# Independent Component Discovery in Temporal count data

This repository contains codes for reproducing the experiments of *Independent Component Discovery in Temporal count data*. 
In particular, this repository provides an implementation of ARPLN-ICA models.

Typical applications involve:
- **Independent Component Analysis (ICA)** for temporal count data: co-variation patterns discovery and characterization of dynamics.
- **Dimensionality reduction** of temporal count data through ICA.
- **Perturbation modeling** in temporal count data.
- **Data generation** of temporal count data with forecasting.

# 🛠 Installation
The code is implemented in Python 3.11.10. If you only plan on using ARPLN-ICA models, you can install the minimum required dependencies using pip:
```py
pip install torch==2.5.1;
pip install numpy==1.26.4;
pip install tqdm==4.67.1;
```

If you plan on reproducing the experiments, you need to install additional dependencies packaged in `requirements.txt`:
```py
pip install -r requirements.txt
```
You also need to install [MIMIC](https://github.com/ucl-cssb/MIMIC) to run Lotka-Volterra mechanistic baselines (not available through pip).

# ⚡️ Quickstart

This package provides an implementation of ARPLN-ICA models through the `PLNICA` class. 
Here are a few example of usages.

```py
from plntime.models import PLNICA

# Temporal count data (n_samples x n_timepoints x n_features) 
# predefined as a torch.Tensor X

# Initialize model
model = PLNICA(
    counts=X,
    latent_size=5,    # Number of independent components
    n_dynamics=2,     # Number of latent regimes
    predictive=False, #  Use model for forecasting if True
)

# Fit the model
loss = model.fit(n_epochs=800)

# Fetch the linear mixing matrix for ICA analysis
mixing_matrix = model.Gamma.normalize()

# Transform data to independent components space (mean and variance of latent states)
s_mean, s_var = model.latent_states_params(X)

# Regime inference per sample, components and timepoints
# Marginal probability tensor of shape (n_samples x n_timepoints x n_components x n_dynamics)
hat_alpha = model.predict_vamp(X)['hat_alpha']

# Smooth observed counts
x_log_smooth = model.reconstruction(X)

# Forecast future counts (if predictive=True)
t_0 = 5     # Starting timepoint for forecasting
predictions = model.predict_vamp(X[:, :t_0])
x_pred_mean = predictions['prediction']
x_pred_var  = predictions['prediction_var']
```

# 🔍 Available experiments

## Simulation studies

The notebook `simulated_study.ipynb` contains the experiments of the original paper on 3 simulated settings.

The goal is to evaluate the capacity of ARPLN-ICA to recover the ICA mixing function in a finite-sample regime.
Comparison of two inference strategies is performed (AR/MF), as well as comparison with other ICA methods (UwedgeICA/Picard).

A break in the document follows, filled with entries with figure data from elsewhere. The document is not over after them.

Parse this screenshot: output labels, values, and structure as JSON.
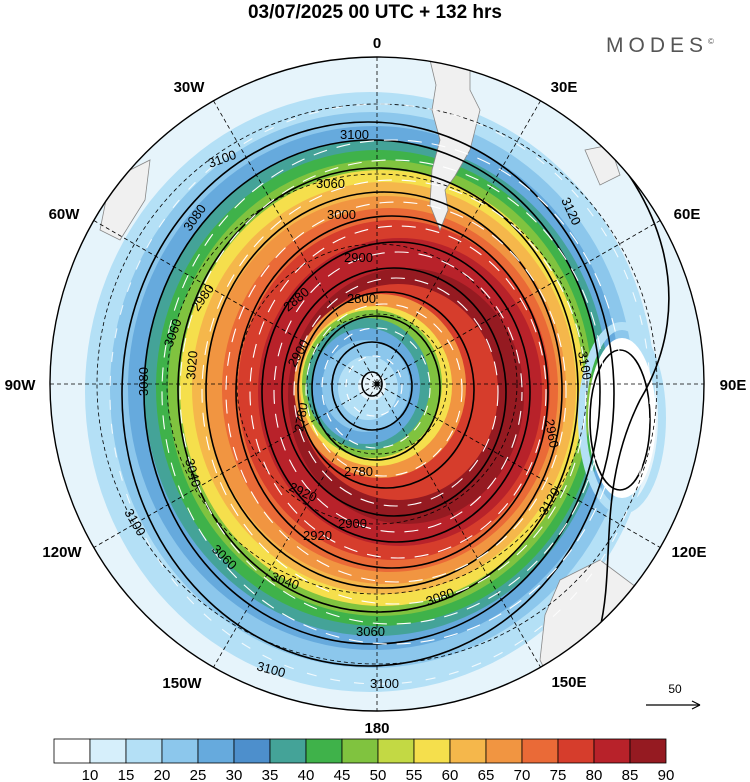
{
  "header": {
    "title": "03/07/2025  00 UTC  + 132 hrs",
    "brand": "MODES",
    "brand_mark": "©"
  },
  "map": {
    "projection": "polar stereographic (southern hemisphere)",
    "longitude_labels": [
      "0",
      "30E",
      "60E",
      "90E",
      "120E",
      "150E",
      "180",
      "150W",
      "120W",
      "90W",
      "60W",
      "30W"
    ],
    "contour_labels": [
      "3100",
      "3100",
      "3060",
      "3080",
      "3120",
      "3000",
      "2900",
      "2980",
      "2880",
      "3060",
      "2800",
      "3100",
      "2900",
      "3020",
      "3080",
      "2780",
      "2960",
      "3040",
      "2780",
      "2920",
      "3100",
      "2900",
      "2920",
      "3120",
      "3060",
      "3080",
      "3040",
      "3060",
      "3100",
      "3100"
    ],
    "wind_colors": [
      "#ffffff",
      "#d6effb",
      "#b4e0f6",
      "#8cc7ec",
      "#66aadd",
      "#4d8fcc",
      "#44a398",
      "#3fb24a",
      "#80c33f",
      "#c3d944",
      "#f5df4c",
      "#f5b74b",
      "#f19541",
      "#ea6a37",
      "#d63d2c",
      "#b8222a",
      "#951a21"
    ],
    "vector_reference": "50"
  },
  "colorbar": {
    "ticks": [
      "10",
      "15",
      "20",
      "25",
      "30",
      "35",
      "40",
      "45",
      "50",
      "55",
      "60",
      "65",
      "70",
      "75",
      "80",
      "85",
      "90"
    ],
    "colors": [
      "#ffffff",
      "#d6effb",
      "#b4e0f6",
      "#8cc7ec",
      "#66aadd",
      "#4d8fcc",
      "#44a398",
      "#3fb24a",
      "#80c33f",
      "#c3d944",
      "#f5df4c",
      "#f5b74b",
      "#f19541",
      "#ea6a37",
      "#d63d2c",
      "#b8222a",
      "#951a21"
    ]
  }
}
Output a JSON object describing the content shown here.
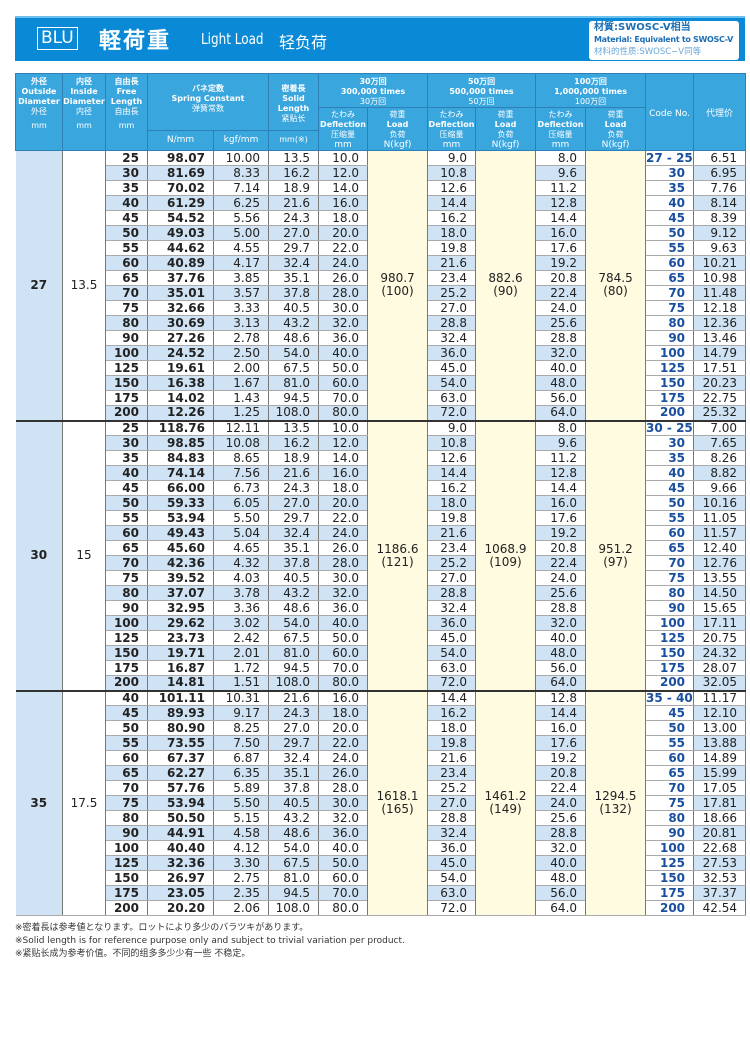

Additional experiments show the impact of the number of samples on the recovery performance, as well as wall-clock timings.


## Microbiome analysis illustration

The notebook `microbiome_analysis.ipynb` contains the experiments of the original paper on a gut microbiome dataset from [Bucci et al. (2016)](https://doi.org/10.1186/s13059-016-0980-6).

The goal is to identify independent components of co-varying microbial taxa in the gut microbiome of mice undergoing an infection with *C. difficile*.
Results highlight biologically relevant components, as well as perturbation models aligned with clinical perturbations.

The notebook also includes an auxiliary forecasting experiment, showing the capacity of ARPLN-ICA to forecast temporal count data comparatively to standard approaches.